The other day when I got off work and popped a CD into my car’s stereo, I felt like listening to “Hey,” a Julio Iglesias song from my childhood. I felt like God wanted me to shut up (rather than sing along) and pay attention to the first verse so that He could sing it to me. It goes something like... Hey, it’s wonderful to see you once again, to see you smile and hear you call My name; there is so much to say. I think I may have ended up singing the chorus to Him, which goes something like... It’s true; I’ve had so many other loves to share, but I could close my eyes and You’ll be there; no matter where I go, You are everywhere.

That was a beautiful car ride home, and God and I enjoyed a very nice evening together. He’s like my Father, my Husband, my Boyfriend, my Friend, and my God all wrapped in One.

During most of my “quiet times” at night, lately He’s shown me a specific psalm to read. He usually ends up sending me to a psalm or a verse/passage that described my day. During that particular Julio-Iglesias evening, He led me to Psalm 42 (which is significant to me because that’s my age), and verse 5 jumped out at me: “The Lord will command His lovingkindness in the daytime, and in the night His SONG shall be with me.” Because He sang over me.

He knows exactly where I am. He knows exactly what I need. He knows me.

“Who is this coming up from the wilderness, leaning upon her beloved?” (Song of Solomon 8:5a)

In these days as I’m wrapping up a season of sorts, my prayer is that I’ll come out of the wilderness leaning on my Beloved. I don’t want to leave this season bitterly. I don’t want to leave this season defensively. I don’t want to leave this season fearfully. I want to leave this season in love with and in awe of the One who has lovingly taken care of me every step of the way.

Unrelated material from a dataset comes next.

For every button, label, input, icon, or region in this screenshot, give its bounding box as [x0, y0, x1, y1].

Wasn’t that the whole point of God taking the Israelites through the wilderness in the first place? So that they could worship Him? Maybe He wanted them to learn how to love Him. That’s what happens when you’re dependent on Someone to feed you your next meal or lead you to your next destination -- in a place where the conditions are so harsh that you would surely die otherwise.

You bond with them forever.

Sometimes I wonder if I’m crazy for putting myself through all this. I wonder if I’m just being foolish or immature. But what if I actually heard God? What if I’m actually just obeying Him? What if I’m really just following Him? What if He’s actually leading me very meticulously through very rough terrain? And what if this is my one chance to get it right?

Knowing that other people have gone through similar rough patches helps me to validate my own. Seeing how I’ve grown to patiently interact with my little exotic dancer helps me to understand how God patiently interacts with me whenever I go a little crazy. Hearing God sing over me in the wilderness just makes it all worth it.

You gotta go through the wilderness to get to the promised land. Ain’t no way around that. Just hold tight to the One who knows the way.